His working group is charged with investigating the behavior that led to the collapse of the housing market and millions of home foreclosures. Schneiderman said that his investigation includes "stuff that was made legal that should not have been," "conduct that is in fact criminal," and actions that could be prosecuted under federal or state civil statutes.

Responding to a question by Rep. Maxine Waters, D-Calif., on whether he was getting the resources he needed to do a thorough investigation and bring criminals to justice, he said, "I don't have the resources yet" but he is pulling those resources together.

He said he has hired "over 50 new people" in addition to the 15 people on his core staff and that he has job postings for additional positions. He said that he expects to be more properly staffed "at the end of the day" but he encouraged caucus members and others to join him in making sure he has what he needs.

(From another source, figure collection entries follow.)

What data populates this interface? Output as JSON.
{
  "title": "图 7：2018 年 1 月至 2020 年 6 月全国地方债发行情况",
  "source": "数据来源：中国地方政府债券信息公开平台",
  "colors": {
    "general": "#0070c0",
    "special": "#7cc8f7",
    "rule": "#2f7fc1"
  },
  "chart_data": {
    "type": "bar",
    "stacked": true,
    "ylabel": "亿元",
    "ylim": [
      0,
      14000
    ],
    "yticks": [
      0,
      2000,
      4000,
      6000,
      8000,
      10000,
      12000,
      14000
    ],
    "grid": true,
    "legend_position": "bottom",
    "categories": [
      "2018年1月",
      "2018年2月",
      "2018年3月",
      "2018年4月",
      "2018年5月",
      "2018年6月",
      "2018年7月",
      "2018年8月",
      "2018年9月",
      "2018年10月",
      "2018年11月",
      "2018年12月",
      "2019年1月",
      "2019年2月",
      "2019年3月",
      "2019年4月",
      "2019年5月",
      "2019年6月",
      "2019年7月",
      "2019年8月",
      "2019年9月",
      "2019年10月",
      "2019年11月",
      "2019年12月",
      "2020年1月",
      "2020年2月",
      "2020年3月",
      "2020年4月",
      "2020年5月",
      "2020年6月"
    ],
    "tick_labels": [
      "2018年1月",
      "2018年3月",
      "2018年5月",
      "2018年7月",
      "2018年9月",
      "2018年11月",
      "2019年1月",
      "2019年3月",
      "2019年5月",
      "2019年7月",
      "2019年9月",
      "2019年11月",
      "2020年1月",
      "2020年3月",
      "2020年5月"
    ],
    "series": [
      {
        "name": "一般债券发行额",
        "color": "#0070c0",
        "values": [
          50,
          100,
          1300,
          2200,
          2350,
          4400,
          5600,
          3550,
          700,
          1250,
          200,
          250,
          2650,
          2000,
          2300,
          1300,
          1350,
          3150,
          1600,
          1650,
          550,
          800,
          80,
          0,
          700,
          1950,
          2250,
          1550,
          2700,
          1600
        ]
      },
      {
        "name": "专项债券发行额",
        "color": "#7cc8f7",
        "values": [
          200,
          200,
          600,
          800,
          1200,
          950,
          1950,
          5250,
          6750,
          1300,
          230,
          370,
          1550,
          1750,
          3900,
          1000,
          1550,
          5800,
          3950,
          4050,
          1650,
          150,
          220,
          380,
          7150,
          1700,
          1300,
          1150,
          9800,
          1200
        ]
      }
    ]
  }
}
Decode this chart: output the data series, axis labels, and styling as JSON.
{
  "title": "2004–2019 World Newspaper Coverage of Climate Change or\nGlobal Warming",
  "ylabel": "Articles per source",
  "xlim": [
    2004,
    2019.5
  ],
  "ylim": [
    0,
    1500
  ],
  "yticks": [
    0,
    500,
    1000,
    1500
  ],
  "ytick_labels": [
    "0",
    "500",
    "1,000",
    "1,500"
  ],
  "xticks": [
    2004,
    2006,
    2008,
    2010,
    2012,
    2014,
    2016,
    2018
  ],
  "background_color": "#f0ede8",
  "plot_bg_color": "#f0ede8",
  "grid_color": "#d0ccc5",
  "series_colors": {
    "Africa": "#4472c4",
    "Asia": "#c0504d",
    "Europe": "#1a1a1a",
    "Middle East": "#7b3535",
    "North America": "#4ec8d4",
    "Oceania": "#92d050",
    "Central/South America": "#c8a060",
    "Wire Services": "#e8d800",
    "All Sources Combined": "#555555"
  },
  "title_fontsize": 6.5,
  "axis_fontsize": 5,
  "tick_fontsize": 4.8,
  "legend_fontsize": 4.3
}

"I have some virtues and patience is not one of them," he said.

Schneiderman did not address a comment made by Treasury Secretary Tim Geithner that suggested that the root of the mortgage meltdown was "a mix of stupidity and greed and recklessness and risk-taking and hope" rather than criminal wrong-doing. In a statement issued by Campaign for a Fair Settlement, Campaign for America's Future co-director Robert Borosage said, "It is stunning for the President's top-ranking economic official to dismiss the idea of criminal wrongdoing."

But while Schneiderman used similar language in his opening statement—that the financial crash was "caused by recklessness, deregulation and greed"—he later added that some of the conduct involved "may be illegal" and that one of his jobs was to "get everything out in the open to make sure this does not happen again."

Later, he added that his office was aggressively working to "toll the statute of limitations," or suspend time limits on when he can legally bring a criminal prosecution, on some actions he wants to probe.

Rep. Raul Grijalva, D-Ariz., co-chair of the Progressive Caucus, said that he is continually encountering homeowners who are having to fight to save their homes against financial institutions who are refusing to work with the homeowners to avoid foreclosure. One such family, he said, did manage to get Wells Fargo to reduce their mortgage payments from $2,600 a month to around $700 a month, but only after Grijalva's office intervened. He called that success "a rare, rare thing."

He decried "the fact that we talk about this crisis as pest tense when this is with us every day."